Loading MCA Data into a Histogram


    The labs that use an MCA, e.g., the gamma spectroscopy lab, have on-screen displays for the MCA buffer.  As many of you have realized, it is helpful to save this to analyze later.  This is an example of how to do that using this data file, which is the Cesium-137 gamma ray spectrum: cs137_spe.txt.  Open the file and you can see it is a list of numbers, each number corresponding to a channel in the MCA.  (Understand how this list of numbers is different from the list of numbers in the previous example.)  Download this script: plotSpectrum.C.  Study the code and compare with the previous example.  Run it from the ROOT command line with the command .x plotSpectrum.C  (Again you should be sure the script and data file are in the directory that you started ROOT from.)  Right click on the canvas outside of the plot frame and select SetLogy.  Zoom in on the primary peak in the spectrum and fit to a Gaussian plus a linear background by again right clicking on a data point in the histogram and bringing up the fit panel.  You may need to use the fit panel and fix some of the parameters during the fit to get the final fit to converge.

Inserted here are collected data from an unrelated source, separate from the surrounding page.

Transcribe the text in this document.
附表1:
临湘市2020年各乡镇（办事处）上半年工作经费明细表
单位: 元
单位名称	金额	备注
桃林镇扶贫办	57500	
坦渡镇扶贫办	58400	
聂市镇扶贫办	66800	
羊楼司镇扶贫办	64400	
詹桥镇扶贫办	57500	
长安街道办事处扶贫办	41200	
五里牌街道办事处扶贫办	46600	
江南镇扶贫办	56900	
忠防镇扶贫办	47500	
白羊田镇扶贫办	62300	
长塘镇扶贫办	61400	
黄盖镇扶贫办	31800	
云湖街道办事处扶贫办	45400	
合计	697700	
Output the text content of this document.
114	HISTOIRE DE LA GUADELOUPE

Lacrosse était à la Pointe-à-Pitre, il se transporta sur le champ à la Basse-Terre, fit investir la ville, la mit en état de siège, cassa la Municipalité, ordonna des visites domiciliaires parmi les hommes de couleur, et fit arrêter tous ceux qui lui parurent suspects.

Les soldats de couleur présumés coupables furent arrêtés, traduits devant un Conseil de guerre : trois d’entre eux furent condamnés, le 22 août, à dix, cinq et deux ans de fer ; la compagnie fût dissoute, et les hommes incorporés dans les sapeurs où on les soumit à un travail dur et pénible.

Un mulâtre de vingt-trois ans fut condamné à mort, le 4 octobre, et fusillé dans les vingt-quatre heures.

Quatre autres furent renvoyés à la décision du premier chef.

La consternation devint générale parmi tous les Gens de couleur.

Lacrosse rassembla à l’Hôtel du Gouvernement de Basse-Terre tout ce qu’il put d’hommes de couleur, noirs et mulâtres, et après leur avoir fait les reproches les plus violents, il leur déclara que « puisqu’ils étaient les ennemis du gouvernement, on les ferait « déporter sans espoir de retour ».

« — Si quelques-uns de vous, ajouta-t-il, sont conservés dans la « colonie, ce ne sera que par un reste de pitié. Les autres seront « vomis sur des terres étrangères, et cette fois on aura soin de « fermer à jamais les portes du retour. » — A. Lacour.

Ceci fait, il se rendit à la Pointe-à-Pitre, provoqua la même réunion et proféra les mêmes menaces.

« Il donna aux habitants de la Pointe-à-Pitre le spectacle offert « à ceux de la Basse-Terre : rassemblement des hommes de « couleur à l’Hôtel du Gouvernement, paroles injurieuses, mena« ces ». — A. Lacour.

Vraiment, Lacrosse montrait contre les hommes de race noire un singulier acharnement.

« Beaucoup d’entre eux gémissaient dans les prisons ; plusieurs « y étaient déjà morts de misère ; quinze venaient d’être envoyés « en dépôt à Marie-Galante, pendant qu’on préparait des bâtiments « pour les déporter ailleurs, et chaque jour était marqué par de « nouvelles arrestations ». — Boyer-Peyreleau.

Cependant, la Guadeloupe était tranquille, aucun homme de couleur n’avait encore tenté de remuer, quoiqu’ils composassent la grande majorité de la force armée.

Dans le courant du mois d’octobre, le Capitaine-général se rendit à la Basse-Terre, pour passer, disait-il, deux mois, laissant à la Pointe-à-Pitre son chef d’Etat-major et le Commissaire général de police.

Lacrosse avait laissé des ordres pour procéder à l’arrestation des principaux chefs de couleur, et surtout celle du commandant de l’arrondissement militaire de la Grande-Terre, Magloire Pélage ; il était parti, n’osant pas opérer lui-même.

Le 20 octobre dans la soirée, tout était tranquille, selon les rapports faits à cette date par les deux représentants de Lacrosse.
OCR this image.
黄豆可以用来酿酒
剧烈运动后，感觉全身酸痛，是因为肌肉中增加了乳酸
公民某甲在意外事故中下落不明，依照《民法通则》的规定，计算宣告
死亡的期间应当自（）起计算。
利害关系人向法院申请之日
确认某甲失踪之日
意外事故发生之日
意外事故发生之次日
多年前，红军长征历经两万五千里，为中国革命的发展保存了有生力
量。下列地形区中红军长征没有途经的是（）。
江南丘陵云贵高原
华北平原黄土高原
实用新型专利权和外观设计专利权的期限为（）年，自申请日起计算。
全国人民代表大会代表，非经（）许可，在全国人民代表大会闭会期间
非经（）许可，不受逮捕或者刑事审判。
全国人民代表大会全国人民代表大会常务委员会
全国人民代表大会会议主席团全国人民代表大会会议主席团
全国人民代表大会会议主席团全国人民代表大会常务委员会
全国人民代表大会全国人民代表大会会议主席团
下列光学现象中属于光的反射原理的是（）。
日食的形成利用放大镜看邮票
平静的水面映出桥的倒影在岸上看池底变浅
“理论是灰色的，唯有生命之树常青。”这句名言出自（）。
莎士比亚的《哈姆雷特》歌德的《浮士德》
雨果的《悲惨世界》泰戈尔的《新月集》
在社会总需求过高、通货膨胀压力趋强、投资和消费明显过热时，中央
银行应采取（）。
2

Fitting Data to a Function


  Frequently you will just have a set of data points that you want to fit to a function.  Download this file: experiment_data.txt.  It contains four columns which are x value, x error, y value, and y error.  (I copied these out of someone’s logbook.)  Then download this script: plotGraph.C.  Study the script syntax.  See how it reads each of the columns into an array of numbers?  Run the script as you ran the above scripts and it will generate a plot.  Right click on one of the points and change the size and style of the marker.  Try to fit this plot to an exponential distribution.  You can do this by right clicking on a data point and bringing up the fit panel.  How well does it fit?  Would it fit better if it decayed away to a constant value instead of zero?  Try defining a function yourself -- use [0], [1], [2], etc. to stand for the first, second, third, and additional free parameters.


Generating Plots


    While you have a plot on the screen you may alter its appearance in many ways.  Right clicking on different regions brings up contextual menus.  Want to turn the best fit line blue?  Right click on the line and select SetLineAttributes.  Frequently the y-axis label will overlap with the numbers.  Put the cursor on the vertical y-axis line and drag to the right.  Then right click on the y-axis numbers and select SetTitleOffset and try a slightly larger value, like 1.5.  Finally, for some annoying reason, the default canvas background in ROOT (at least on Linux versions) is not white but instead light gray.  This makes plots look pretty disgusting when put into a report and printed on white paper.  You can fix this by right clicking on each region of the window and selecting SetFillAttributes.  (If you get really tired of doing this, I can help you setup a script that runs every time you start ROOT to set the backgrounds to white by default.)


Summary


    ROOT is complicated but powerful.  I’ve tried to show you some simple examples that are directly related to what you might do in the lab.  If you want to know how to do something more, e.g., multiple fits on the same graph, adding a legend, fitting to a custom function, etc. just ask me and I can help.  The documentation found on http://root.cern.ch/drupal/content/users-guide is helpful, but assumes you are primarily interacting with ROOT through the C++ command line interface.  Almost every action in ROOT can be put into a C++ script.  You can easily write scripts to fit the data instead of clicking and using the fit panel.  I’ve tried to minimize the C++ in my examples, but those familiar with C++ will probably find that writing scripts is much more efficient than going through a bunch of clicks every time you want to fit new data.  If you need help getting started, let me know and I can send you an example.